The Lost Boys of Sudan

Over 30 years ago, Sudan’s civil war uprooted 20,000 Sudanese children. They were known as the Lost Boys.  

In 1987, civil war drove an estimated 20,000 young boys from their families and villages in southern Sudan. Most just six or seven years old, they fled to Ethiopia to escape death or induction into the northern army. They walked more than a thousand miles, half of them dying before reaching Kakuma refugee camp in Kenya. The survivors of this tragic exodus became known as the Lost Boys of Sudan.

In 2001, close to four thousand Lost Boys came to the United States seeking peace, freedom, and education. The International Rescue Committee helped hundreds of them to start new lives in cities across the country.

War and Flight

The outbreak of civil war in Sudan in 1983 brought with it circumstances that would permanently alter the lives of thousands of Sudanese boys and young men. As forces of the government of northern Sudan resumed its campaign against the Sudanese People's Liberation Army (SPLA), the southern-based rebel group began inducting boys into the movement.

In the next few years, an estimated 20,000 Sudanese children fled their homeland in search of safety in what turned out to be a treacherous 1,000-mile journey to Ethiopia.

Wandering in and out of war zones, these "Lost Boys" spent the next four years in dire conditions.
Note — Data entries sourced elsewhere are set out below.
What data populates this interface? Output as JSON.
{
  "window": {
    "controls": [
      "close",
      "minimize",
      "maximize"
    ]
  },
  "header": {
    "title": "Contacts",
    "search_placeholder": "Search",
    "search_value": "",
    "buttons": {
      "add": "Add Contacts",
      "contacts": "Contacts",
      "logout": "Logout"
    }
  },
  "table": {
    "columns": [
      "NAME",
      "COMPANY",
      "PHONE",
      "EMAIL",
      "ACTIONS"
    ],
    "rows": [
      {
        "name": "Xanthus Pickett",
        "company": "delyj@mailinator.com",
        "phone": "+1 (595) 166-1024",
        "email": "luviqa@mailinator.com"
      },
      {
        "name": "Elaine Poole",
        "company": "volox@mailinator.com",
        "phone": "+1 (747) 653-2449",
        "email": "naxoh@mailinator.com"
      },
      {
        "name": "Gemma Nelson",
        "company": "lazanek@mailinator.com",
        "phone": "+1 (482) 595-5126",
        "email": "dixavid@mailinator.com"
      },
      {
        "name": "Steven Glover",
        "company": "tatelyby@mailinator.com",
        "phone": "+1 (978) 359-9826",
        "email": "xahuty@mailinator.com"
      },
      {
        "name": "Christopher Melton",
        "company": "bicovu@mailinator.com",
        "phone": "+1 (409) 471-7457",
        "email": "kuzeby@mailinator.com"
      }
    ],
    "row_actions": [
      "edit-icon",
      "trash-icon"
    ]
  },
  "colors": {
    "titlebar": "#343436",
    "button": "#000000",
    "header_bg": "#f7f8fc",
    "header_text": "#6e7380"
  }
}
Thousands of boys lost their lives to hunger, dehydration, and exhaustion. Some were attacked and killed by wild animals; others drowned crossing rivers and many were caught in the crossfire of fighting forces.

Kakuma Refugee Camp

In 1991, war in Ethiopia sent the young refugees fleeing again and approximately a year later they began trickling into northern Kenya. Some 10,000 boys, between the ages of eight and 18, eventually made it to the Kakuma Refugee Camp—a sprawling, parched settlement of mud huts where they would live for the next eight years under the care of refugee relief organizations like the IRC.

The IRC began working in Kakuma in 1992 to assist the Lost Boys and other refugees fleeing the fighting in Sudan. Its programs expanded over time to include all of the camp’s health services: treating refugees who arrived malnourished or sick, offering rehabilitation programs for those who were disabled, and working to prevent outbreaks of disease.

Older boys took part in IRC education programs and received support to learn trades and start small businesses to earn money to supplement relief rations. The IRC also helped these young entrepreneurs start savings accounts and access small loans to invest in their futures.

“The IRC’s health, sanitation, community services and education programs touched, in one way or another, the lives of all the Lost Boys who were in Kakuma and who were eventually resettled in the U.S.A.,” recalled Jason Phillips, who managed IRC programs in the camp from 2000 to 2001. “We accompanied and supported them throughout a large part of their journey.”